This Device Re-Imagines High-Tech Vision Solutions for the Blind and Partially Sighted
The OrCam MyEye 2.0 is a unique wearable technology made for blind or partially sighted people to more fully engage with their environment.
Corrective lenses have aided near and far-sighted individuals to see more fully for a thousand years, but there are some issues that can't be solved by corrective lenses alone. For those who suffer from more extreme forms of blindness, MyEye 2.0 provides a solution that gives a significantly improved level of independence.
The OrCam MyEye 2.0 is an extremely lightweight extension with a high-powered camera that picks up information in front of the user and relays it back to them using an HD mini-speaker. The artificial vision device attaches to the frame of your glasses and is so light (less than 1 ounce) that it isn't obtrusive or disruptive.

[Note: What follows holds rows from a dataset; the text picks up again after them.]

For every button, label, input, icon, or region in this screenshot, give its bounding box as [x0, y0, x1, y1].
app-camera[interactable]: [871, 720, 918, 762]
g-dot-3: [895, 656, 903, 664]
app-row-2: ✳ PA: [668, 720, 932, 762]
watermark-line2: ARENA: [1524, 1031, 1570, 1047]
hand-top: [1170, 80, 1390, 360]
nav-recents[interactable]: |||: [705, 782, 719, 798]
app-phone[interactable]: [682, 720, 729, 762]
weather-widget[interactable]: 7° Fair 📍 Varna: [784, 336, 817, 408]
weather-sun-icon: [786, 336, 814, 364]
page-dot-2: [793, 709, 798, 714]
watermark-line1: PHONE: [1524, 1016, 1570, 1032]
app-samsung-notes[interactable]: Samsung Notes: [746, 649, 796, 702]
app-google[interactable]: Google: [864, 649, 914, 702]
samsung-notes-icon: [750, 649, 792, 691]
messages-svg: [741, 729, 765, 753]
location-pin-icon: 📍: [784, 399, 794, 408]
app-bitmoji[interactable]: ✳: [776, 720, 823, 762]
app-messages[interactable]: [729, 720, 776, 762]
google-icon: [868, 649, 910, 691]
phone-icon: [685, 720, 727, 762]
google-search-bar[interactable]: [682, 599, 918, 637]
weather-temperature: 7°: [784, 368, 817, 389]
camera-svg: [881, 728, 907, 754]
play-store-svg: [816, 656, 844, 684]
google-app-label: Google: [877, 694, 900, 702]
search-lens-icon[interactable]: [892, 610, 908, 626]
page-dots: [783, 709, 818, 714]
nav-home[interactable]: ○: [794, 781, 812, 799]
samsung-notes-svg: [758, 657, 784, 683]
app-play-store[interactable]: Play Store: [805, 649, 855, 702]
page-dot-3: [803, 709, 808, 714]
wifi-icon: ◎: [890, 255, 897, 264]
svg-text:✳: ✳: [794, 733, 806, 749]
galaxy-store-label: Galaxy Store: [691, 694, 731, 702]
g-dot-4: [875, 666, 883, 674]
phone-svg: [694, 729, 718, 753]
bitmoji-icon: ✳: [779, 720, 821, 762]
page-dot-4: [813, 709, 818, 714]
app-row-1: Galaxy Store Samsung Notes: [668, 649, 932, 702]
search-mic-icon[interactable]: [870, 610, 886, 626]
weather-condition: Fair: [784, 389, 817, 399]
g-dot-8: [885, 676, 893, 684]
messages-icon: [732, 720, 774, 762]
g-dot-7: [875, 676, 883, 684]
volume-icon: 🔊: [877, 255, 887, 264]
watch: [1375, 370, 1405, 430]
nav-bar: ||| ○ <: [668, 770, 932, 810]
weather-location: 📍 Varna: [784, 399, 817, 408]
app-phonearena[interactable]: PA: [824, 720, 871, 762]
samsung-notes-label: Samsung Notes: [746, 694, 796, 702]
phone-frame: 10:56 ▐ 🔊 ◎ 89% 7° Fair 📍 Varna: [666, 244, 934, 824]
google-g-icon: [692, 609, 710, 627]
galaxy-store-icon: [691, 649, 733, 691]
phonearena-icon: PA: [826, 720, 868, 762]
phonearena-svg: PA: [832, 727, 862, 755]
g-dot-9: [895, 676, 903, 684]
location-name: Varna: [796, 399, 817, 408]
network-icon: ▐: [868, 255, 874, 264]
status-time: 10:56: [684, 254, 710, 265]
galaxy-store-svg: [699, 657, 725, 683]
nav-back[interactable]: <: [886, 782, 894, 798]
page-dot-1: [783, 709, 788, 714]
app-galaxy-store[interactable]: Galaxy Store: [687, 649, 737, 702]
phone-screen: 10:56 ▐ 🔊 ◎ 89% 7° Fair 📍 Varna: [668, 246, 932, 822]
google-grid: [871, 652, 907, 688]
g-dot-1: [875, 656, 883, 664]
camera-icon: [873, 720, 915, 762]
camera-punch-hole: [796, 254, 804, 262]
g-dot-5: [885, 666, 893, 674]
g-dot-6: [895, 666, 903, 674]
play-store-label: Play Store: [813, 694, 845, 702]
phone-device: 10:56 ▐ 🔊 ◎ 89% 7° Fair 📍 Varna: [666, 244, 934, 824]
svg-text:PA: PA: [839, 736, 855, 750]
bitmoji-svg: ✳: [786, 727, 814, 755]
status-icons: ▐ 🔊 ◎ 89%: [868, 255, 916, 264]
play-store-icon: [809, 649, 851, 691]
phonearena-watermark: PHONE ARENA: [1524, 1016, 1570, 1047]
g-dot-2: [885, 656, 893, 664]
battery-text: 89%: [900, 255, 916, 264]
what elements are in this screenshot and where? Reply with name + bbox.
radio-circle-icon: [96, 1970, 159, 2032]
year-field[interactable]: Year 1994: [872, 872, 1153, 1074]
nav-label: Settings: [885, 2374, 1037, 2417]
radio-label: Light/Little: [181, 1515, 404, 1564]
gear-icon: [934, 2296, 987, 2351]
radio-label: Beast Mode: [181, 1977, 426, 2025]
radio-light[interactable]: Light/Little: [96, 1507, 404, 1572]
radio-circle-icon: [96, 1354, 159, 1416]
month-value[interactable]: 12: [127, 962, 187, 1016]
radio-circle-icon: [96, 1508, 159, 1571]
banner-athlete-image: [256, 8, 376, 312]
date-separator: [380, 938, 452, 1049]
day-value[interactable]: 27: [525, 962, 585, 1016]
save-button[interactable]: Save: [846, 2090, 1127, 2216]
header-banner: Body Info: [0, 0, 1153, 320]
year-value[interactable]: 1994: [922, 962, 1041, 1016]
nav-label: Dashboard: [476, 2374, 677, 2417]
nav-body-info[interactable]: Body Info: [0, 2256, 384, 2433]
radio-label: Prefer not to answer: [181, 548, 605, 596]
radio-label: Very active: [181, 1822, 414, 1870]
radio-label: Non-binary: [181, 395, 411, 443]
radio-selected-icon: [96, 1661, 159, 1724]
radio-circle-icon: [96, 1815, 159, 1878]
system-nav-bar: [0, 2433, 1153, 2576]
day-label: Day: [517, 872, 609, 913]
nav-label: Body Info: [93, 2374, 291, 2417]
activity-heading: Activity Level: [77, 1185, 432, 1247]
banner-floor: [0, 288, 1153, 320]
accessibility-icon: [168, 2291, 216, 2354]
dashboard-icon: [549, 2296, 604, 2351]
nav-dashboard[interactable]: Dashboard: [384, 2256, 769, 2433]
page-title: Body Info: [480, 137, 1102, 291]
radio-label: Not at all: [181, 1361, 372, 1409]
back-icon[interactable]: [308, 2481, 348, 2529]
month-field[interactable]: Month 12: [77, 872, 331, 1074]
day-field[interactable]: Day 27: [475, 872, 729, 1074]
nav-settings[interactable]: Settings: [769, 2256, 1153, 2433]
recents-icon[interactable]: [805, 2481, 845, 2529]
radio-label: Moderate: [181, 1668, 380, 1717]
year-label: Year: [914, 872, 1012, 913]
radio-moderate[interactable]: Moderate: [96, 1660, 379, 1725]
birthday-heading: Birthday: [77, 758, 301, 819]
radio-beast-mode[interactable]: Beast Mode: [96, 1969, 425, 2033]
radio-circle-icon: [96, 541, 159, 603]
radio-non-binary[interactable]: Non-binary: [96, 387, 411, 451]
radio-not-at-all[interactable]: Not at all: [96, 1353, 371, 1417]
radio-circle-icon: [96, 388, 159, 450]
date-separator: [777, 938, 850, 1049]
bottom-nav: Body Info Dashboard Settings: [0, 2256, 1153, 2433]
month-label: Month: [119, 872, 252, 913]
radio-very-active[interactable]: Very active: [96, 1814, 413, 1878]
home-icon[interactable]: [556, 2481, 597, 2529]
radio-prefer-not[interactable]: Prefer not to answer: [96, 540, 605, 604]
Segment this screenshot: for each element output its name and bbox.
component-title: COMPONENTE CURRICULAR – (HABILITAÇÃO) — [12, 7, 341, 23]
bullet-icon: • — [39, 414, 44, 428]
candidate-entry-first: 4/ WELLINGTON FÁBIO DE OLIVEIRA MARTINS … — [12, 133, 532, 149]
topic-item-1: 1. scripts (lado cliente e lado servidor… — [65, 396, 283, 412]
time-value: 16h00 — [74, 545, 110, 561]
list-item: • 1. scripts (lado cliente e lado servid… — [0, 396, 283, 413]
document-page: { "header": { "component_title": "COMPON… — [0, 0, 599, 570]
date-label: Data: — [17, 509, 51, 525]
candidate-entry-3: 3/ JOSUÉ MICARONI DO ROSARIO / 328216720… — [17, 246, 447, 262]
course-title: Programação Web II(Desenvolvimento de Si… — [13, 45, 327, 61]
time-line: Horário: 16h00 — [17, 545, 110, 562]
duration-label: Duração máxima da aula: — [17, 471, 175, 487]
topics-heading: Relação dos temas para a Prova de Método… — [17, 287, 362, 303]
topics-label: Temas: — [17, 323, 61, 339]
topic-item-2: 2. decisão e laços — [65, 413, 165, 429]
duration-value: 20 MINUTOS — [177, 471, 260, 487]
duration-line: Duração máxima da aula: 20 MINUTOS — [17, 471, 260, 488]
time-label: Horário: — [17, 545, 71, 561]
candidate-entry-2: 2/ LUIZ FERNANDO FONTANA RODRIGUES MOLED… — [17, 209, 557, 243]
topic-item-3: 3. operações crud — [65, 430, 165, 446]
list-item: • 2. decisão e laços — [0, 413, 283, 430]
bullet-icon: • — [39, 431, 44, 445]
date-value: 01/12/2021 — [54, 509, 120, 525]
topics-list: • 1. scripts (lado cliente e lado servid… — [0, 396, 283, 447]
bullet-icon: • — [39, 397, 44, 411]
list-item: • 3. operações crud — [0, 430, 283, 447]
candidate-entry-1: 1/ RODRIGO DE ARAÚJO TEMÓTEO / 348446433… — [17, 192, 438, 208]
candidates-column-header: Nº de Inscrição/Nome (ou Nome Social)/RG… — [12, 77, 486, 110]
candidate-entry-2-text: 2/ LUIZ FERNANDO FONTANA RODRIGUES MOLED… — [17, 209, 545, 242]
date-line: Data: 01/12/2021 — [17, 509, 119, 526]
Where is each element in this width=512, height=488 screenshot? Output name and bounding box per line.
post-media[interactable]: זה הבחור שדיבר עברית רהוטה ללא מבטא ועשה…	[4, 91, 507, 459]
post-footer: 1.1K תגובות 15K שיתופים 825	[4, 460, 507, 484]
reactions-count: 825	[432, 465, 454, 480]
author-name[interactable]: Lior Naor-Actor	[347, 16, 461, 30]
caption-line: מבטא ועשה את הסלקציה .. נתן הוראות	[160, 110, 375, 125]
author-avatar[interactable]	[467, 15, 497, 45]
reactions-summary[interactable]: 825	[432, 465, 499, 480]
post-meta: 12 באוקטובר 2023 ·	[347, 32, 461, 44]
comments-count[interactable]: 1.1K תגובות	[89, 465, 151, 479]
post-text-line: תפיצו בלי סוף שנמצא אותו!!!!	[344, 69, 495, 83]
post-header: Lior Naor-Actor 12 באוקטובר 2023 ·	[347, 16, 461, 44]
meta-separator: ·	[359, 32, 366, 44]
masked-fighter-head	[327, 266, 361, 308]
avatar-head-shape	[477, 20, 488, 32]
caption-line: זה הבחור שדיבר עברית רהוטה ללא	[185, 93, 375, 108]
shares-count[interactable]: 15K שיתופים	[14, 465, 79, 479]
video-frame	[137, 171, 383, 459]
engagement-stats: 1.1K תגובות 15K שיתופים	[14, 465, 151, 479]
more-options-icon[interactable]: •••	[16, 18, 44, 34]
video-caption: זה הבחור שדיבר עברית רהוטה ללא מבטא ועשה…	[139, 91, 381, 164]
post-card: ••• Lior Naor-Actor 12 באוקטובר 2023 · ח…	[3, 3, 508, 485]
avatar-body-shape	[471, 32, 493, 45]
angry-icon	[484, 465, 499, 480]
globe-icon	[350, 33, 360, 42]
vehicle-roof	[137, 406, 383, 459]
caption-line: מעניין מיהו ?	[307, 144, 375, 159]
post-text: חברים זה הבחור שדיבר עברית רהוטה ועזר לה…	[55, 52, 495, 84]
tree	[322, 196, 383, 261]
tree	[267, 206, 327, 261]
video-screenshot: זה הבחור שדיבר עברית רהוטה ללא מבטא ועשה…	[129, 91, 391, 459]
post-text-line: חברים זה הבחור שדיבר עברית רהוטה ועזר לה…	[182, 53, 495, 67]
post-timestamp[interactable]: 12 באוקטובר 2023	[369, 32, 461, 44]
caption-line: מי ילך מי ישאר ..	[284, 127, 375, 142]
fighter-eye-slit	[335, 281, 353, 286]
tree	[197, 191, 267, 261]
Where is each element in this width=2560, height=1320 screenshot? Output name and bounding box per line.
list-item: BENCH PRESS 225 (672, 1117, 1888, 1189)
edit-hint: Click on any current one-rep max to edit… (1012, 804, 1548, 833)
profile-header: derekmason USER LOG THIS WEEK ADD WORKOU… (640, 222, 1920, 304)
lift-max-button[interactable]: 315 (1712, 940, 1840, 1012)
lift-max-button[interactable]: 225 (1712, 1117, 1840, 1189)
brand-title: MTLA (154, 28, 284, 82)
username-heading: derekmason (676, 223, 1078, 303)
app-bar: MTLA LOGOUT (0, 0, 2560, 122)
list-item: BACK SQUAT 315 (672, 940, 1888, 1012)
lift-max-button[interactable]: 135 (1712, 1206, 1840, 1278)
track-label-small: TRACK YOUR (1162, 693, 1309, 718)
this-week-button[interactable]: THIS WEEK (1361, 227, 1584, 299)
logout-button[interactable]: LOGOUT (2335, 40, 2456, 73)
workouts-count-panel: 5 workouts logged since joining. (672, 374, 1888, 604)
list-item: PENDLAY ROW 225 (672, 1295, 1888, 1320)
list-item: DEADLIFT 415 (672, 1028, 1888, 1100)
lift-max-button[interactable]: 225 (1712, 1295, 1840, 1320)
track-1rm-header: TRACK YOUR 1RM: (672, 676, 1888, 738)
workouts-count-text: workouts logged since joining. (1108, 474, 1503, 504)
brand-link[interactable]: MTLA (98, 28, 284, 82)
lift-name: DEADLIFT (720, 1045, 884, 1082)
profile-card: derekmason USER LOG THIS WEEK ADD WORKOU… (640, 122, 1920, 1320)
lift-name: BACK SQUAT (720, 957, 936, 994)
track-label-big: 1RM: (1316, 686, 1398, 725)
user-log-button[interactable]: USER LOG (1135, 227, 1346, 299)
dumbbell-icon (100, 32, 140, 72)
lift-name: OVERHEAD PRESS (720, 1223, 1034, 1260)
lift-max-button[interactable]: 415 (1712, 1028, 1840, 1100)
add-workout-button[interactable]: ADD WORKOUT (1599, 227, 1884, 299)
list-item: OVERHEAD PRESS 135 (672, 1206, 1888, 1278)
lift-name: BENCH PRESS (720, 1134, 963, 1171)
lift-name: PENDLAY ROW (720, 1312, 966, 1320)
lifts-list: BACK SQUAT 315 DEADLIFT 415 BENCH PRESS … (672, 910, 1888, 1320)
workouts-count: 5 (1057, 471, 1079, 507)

What can the MyEye 2.0 do?
The high-tech wearable has a broad range of useful functions for blind or partially sighted people. Its primary feature is its fluid text-to-speech function that allows users to easily read text that they would normally find tedious or eye-straining.
The text reading function allows the user to use simple hand gestures to tell the camera when to stop, slow down, or start over. This lets the wearer seamlessly and effortlessly control their reading experience. It can read text from any surface, from a book to a billboard. All the wearer has to do is look and point.
The second function of the extension is facial recognition. Because we recognize people first and foremost by their faces, blind and partially-sighted people can have a difficult time noticing when someone they know approaches unless they are identified by name. This wearable allows them to seamlessly and immediately begin their interaction without any delay.
Facial recognition is an evolving technology that started less than a decade ago and has proven to be an extremely difficult challenge. Faces change over time, facial expressions can be hard to read, and lighting and angles can very dramatically change the way a face looks. So OrCam's ability to do real-time facial recognition demonstrates very powerful programming that will also definitely be able to recognize and identify other objects.
For instance, the OrCam is especially efficient at identifying bank notes by their value. Notes in some countries have slightly different textures or pips so that blind or partially-sighted people can use them; the OrCam's immediate recognition of the bank notes' values, however, speeds this process up and makes it significantly more convenient. This isn't just a time saver: for many people with difficulty seeing, this technology could provide a significantly improved ability to get around alone and vastly improve the quality of their life.
And this is the future of wearable technology -- super high-tech solutions to make life faster and simpler because in the future nobody will have time to squint and lean in to read text on their computer screen.